Politique

FABRE doit cesser de se ridiculiser et de se rabaisser.

Politique : L’art d’abandonner la proie pour l’ombre

 

Nous avons lu avec commisération le communiqué laconique de l’Alliance Nationale pour le Changement (ANC) intitulé ” L’ANC condamne les entraves du régime RPT/UNIR au libre exercice des activités des partis politiques ” publié sous la signature du vice-président de ce parti suite à la marche organisée à Lomé, le 03 août 2017, par le Combat pour l’Alternance Politique (CAP 2015), un regroupement de partis politiques de l’opposition.

Il ressort de ce communiqué que les responsables de l’Alliance Nationale pour le Changement en commençant par Jean-Pierre FABRE excellent dans ce qu’ils savent faire de mieux en l’occurrence la récupération des faits. De ce fait, les leaders de ce parti abandonnent la proie pour l’ombre. Nous l’avons toujours écrit dans nos colonnes que le chef de file de l’opposition n’est pas un démocrate parce qu’il aime appliquer la loi de façon sélective surtout lorsque cela l’arrange. La preuve en est que dans le communiqué de l’ANC, lorsqu’on affirme que le parti au pouvoir ” a déployé sur les principales routes d’accès à la capitale, des détachements de police et de gendarmerie, qui se sont livrés à des fouilles systématiques et à des tracasseries de toutes sortes à l’encontre de tous les militants en uniformes de leurs partis “, où veut-on réellement en venir ? FABRE et les siens semblent perdre de vue le fait que c’est parce que les forces de sécurité ont encadré la marche que tout s’est passé sans accroc et qu’on n’a pas assisté aux dérapages auxquels les manifestations de ce genre ont abouti de par le passé.

En prenant donc pour cibles les agents affectés pour la sécurité de la manifestation, nous disons que les responsables de l’ANC abandonnent la proie pour l’ombre d’autant qu’ils n’ont jamais reconnu les voies de fait commis par leurs militants et de tout temps, se plaisent à porter l’accusation sur le pouvoir comme l’instigateur des méfaits pendant les manifestations de l’opposition notamment les casses et les destructions des biens publics et privés.

FABRE doit cesser de se ridiculiser et de se rabaisser.
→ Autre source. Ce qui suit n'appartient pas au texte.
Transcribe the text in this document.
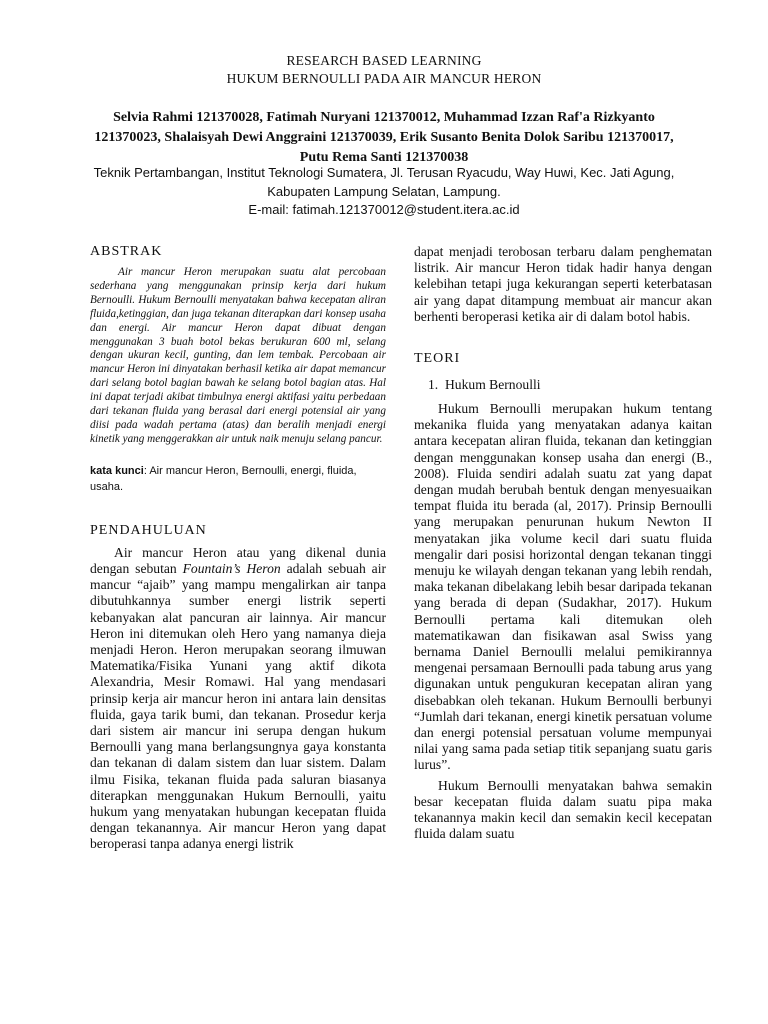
RESEARCH BASED LEARNING
HUKUM BERNOULLI PADA AIR MANCUR HERON
Selvia Rahmi 121370028, Fatimah Nuryani 121370012, Muhammad Izzan Raf'a Rizkyanto 121370023, Shalaisyah Dewi Anggraini 121370039, Erik Susanto Benita Dolok Saribu 121370017, Putu Rema Santi 121370038
Teknik Pertambangan, Institut Teknologi Sumatera, Jl. Terusan Ryacudu, Way Huwi, Kec. Jati Agung, Kabupaten Lampung Selatan, Lampung.
E-mail: fatimah.121370012@student.itera.ac.id
ABSTRAK

Air mancur Heron merupakan suatu alat percobaan sederhana yang menggunakan prinsip kerja dari hukum Bernoulli. Hukum Bernoulli menyatakan bahwa kecepatan aliran fluida,ketinggian, dan juga tekanan diterapkan dari konsep usaha dan energi. Air mancur Heron dapat dibuat dengan menggunakan 3 buah botol bekas berukuran 600 ml, selang dengan ukuran kecil, gunting, dan lem tembak. Percobaan air mancur Heron ini dinyatakan berhasil ketika air dapat memancur dari selang botol bagian bawah ke selang botol bagian atas. Hal ini dapat terjadi akibat timbulnya energi aktifasi yaitu perbedaan dari tekanan fluida yang berasal dari energi potensial air yang diisi pada wadah pertama (atas) dan beralih menjadi energi kinetik yang menggerakkan air untuk naik menuju selang pancur.

kata kunci: Air mancur Heron, Bernoulli, energi, fluida, usaha.

PENDAHULUAN

Air mancur Heron atau yang dikenal dunia dengan sebutan Fountain’s Heron adalah sebuah air mancur “ajaib” yang mampu mengalirkan air tanpa dibutuhkannya sumber energi listrik seperti kebanyakan alat pancuran air lainnya. Air mancur Heron ini ditemukan oleh Hero yang namanya dieja menjadi Heron. Heron merupakan seorang ilmuwan Matematika/Fisika Yunani yang aktif dikota Alexandria, Mesir Romawi. Hal yang mendasari prinsip kerja air mancur heron ini antara lain densitas fluida, gaya tarik bumi, dan tekanan. Prosedur kerja dari sistem air mancur ini serupa dengan hukum Bernoulli yang mana berlangsungnya gaya konstanta dan tekanan di dalam sistem dan luar sistem. Dalam ilmu Fisika, tekanan fluida pada saluran biasanya diterapkan menggunakan Hukum Bernoulli, yaitu hukum yang menyatakan hubungan kecepatan fluida dengan tekanannya. Air mancur Heron yang dapat beroperasi tanpa adanya energi listrik

dapat menjadi terobosan terbaru dalam penghematan listrik. Air mancur Heron tidak hadir hanya dengan kelebihan tetapi juga kekurangan seperti keterbatasan air yang dapat ditampung membuat air mancur akan berhenti beroperasi ketika air di dalam botol habis.

TEORI
1.  Hukum Bernoulli

Hukum Bernoulli merupakan hukum tentang mekanika fluida yang menyatakan adanya kaitan antara kecepatan aliran fluida, tekanan dan ketinggian dengan menggunakan konsep usaha dan energi (B., 2008). Fluida sendiri adalah suatu zat yang dapat dengan mudah berubah bentuk dengan menyesuaikan tempat fluida itu berada (al, 2017). Prinsip Bernoulli yang merupakan penurunan hukum Newton II menyatakan jika volume kecil dari suatu fluida mengalir dari posisi horizontal dengan tekanan tinggi menuju ke wilayah dengan tekanan yang lebih rendah, maka tekanan dibelakang lebih besar daripada tekanan yang berada di depan (Sudakhar, 2017). Hukum Bernoulli pertama kali ditemukan oleh matematikawan dan fisikawan asal Swiss yang bernama Daniel Bernoulli melalui pemikirannya mengenai persamaan Bernoulli pada tabung arus yang digunakan untuk pengukuran kecepatan aliran yang disebabkan oleh tekanan. Hukum Bernoulli berbunyi “Jumlah dari tekanan, energi kinetik persatuan volume dan energi potensial persatuan volume mempunyai nilai yang sama pada setiap titik sepanjang suatu garis lurus”.

Hukum Bernoulli menyatakan bahwa semakin besar kecepatan fluida dalam suatu pipa maka tekanannya makin kecil dan semakin kecil kecepatan fluida dalam suatu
Lorsqu’il se déplace en personne en tant que leader de parti politique et qu’il pose des actes dans ce sens, il est censé savoir qu’il perd son titre de chef de file de l’opposition et, par ricochet, d’institution de la République.  Et pourtant, à quoi avons-nous assisté le 03 août dernier ? Le président de l’ANC, au motif qu’un officier en charge de la sécurité lui a tourné le dos sans répondre aux questions qu’il lui a posées, le traite d’irrespectueux.

En tout état de cause, un agent des forces de l’ordre en mission n’a de compte à rendre qu’à ceux qui l’ont envoyé sur le terrain c’est-à-dire ses supérieurs. Et Jean-Pierre FABRE n’en est pas un à ce que l’on sache. Pourquoi donc s’en prendre à un officier pendant l’exercice de ses fonctions ? A quoi rime la démarche de FABRE ? La question reste posée. Pour notre part, nous pensons qu’il ne s’agit ni plus ni moins que d’une fuite en avant.

Dans un tout autre registre, aucun fondement juridique ne guide la démarche du CAP 2015 comme ses responsables voudraient le faire croire. Sinon, comment peut-on expliquer qu’après avoir accepté de ramener le débat sur les réformes politiques à l’Assemblée Nationale, l’on puisse le reconduire dans la rue ? Cette interpellation du peuple après avoir échoué dans leur démarche, ressemble à de la diversion. Elle a l’allure d’un faux fuyant dans lequel excellent les leaders de l’opposition. Il est temps que cela cesse.